Departmental heads play an important role in awarding promotions and tenure to faculty members in their department.
A CUNY trustee who is a Manhattan attorney, John Calandra, said he doubted the union would choose to stage a strike. “I am confident that this is an idle threat, because they won’t violate the law. They won’t do that to their students,” he said. A CUNY trustee who served as executive assistant to Governor Pataki, Jeffrey Wiesenfeld, said a strike would be “devastating” to the union.
Warnings about a CUNY strike come as the United Federation of Teachers, the city teachers union, has said it could vote on a strike next month if it doesn’t reach a contract agreement with Mayor Bloomberg. An agreement between the city and the UFT would put greater pressure on the CUNY union to rule out a strike.

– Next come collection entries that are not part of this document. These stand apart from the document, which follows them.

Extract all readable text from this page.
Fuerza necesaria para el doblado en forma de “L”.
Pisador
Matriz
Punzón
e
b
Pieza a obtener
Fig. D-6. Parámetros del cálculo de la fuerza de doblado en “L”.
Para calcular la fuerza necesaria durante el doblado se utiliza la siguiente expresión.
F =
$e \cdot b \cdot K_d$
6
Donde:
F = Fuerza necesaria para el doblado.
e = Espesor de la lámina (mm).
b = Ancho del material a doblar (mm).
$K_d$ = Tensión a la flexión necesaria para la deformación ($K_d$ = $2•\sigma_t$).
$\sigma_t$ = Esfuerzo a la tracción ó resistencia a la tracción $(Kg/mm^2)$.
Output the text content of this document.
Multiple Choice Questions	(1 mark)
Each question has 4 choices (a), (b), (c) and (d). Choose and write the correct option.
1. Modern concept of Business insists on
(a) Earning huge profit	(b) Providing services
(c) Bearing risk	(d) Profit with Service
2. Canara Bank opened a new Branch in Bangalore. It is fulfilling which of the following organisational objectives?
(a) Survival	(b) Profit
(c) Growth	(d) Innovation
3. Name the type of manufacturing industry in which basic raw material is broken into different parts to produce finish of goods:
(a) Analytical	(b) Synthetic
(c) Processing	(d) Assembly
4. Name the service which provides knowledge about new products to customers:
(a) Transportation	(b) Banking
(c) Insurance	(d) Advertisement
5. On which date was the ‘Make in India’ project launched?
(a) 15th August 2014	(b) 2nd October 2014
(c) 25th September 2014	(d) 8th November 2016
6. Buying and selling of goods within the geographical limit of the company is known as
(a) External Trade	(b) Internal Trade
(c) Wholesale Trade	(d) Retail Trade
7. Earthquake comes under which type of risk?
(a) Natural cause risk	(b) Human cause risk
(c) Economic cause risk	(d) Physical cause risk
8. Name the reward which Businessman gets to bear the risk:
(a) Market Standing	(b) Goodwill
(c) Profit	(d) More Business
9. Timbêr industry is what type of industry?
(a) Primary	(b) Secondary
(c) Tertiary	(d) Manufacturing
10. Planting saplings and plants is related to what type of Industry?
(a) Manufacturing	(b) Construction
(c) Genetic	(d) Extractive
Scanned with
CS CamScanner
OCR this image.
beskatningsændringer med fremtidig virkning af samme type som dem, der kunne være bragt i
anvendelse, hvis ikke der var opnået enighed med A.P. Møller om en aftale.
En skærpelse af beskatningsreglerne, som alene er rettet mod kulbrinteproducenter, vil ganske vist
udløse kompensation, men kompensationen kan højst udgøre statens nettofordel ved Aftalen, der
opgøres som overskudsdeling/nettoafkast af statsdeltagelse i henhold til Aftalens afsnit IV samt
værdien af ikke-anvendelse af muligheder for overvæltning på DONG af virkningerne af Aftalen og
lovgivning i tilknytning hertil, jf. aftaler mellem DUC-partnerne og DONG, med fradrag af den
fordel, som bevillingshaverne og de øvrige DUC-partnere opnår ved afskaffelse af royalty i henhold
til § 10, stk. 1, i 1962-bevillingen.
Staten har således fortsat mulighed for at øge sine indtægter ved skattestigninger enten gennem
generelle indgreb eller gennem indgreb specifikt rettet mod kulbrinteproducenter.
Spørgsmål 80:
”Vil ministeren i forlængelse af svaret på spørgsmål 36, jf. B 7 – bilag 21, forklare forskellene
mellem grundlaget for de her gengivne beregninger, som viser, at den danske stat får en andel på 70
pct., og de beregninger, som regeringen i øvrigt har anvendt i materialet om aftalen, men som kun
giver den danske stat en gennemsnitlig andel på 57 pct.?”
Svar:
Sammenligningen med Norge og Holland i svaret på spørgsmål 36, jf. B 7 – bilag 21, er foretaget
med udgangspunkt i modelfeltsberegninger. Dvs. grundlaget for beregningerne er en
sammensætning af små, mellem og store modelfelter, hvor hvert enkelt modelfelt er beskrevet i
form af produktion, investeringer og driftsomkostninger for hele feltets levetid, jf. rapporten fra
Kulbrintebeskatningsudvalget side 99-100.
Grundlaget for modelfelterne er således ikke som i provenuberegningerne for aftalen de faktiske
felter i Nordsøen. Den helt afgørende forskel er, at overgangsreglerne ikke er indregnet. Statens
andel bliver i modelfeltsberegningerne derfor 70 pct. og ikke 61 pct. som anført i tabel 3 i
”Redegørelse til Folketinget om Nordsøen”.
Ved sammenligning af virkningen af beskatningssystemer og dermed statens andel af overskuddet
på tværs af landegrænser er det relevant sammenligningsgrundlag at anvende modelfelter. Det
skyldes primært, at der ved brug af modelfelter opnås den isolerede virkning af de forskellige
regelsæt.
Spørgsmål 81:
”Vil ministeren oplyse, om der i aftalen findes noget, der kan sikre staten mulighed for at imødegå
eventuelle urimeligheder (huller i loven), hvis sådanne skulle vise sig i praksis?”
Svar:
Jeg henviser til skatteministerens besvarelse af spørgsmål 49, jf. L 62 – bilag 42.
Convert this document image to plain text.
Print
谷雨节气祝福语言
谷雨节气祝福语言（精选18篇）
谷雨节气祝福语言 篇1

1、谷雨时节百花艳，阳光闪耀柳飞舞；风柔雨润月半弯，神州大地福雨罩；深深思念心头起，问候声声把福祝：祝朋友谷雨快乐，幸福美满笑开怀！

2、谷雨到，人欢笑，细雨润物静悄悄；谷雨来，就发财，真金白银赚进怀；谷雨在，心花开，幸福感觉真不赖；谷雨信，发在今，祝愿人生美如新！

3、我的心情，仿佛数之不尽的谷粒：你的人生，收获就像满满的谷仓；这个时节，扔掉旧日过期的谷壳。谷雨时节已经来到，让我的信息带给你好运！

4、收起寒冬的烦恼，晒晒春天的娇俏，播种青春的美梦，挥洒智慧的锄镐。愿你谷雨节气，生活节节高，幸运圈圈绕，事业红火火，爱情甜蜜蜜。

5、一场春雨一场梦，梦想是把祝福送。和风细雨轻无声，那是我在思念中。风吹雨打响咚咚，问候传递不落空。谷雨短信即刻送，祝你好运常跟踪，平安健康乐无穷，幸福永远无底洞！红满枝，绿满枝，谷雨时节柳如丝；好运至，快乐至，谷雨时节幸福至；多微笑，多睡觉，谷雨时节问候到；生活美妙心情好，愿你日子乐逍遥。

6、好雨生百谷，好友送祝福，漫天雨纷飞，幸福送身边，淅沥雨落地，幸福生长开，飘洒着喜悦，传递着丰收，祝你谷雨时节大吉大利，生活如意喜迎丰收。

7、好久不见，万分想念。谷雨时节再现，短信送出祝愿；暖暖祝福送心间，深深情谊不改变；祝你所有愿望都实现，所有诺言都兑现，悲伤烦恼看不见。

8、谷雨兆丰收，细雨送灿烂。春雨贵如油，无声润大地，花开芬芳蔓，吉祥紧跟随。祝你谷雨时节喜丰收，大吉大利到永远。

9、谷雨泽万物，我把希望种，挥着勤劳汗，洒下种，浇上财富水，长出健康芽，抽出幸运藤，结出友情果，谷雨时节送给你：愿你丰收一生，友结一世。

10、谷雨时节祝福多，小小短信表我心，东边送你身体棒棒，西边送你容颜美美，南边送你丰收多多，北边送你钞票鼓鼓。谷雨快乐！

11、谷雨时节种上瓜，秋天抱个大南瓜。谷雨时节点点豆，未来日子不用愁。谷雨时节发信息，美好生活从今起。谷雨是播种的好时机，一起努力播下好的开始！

The faculty’s previous contract expired in October 2002. CUNY has offered the union a 2.5% retroactive salary increase for the 2003-04 academic year, a 2.75% increase for 2004-05, and a 2% increase effective November 1. The union is demanding a 10% accumulative increase and more money for its welfare fund, a health-benefits fund that has plummeted in value in recent years.
The union, which some say has stronger support among adjuncts than full-time professors, has come under recent criticism from some of its members for its handling of the welfare fund. Critics have said that in the previous contract the union did not negotiate enough money for the fund and overspent on adjunct health benefits.
Union officials blame the lack of money for the welfare fund on rising health-care costs and deny that the fund was overlooked in the previous contract.
The last time CUNY’s faculty union approved a strike was in July 1973. Less than a week before the strike date, the union reached a contract agreement with the university.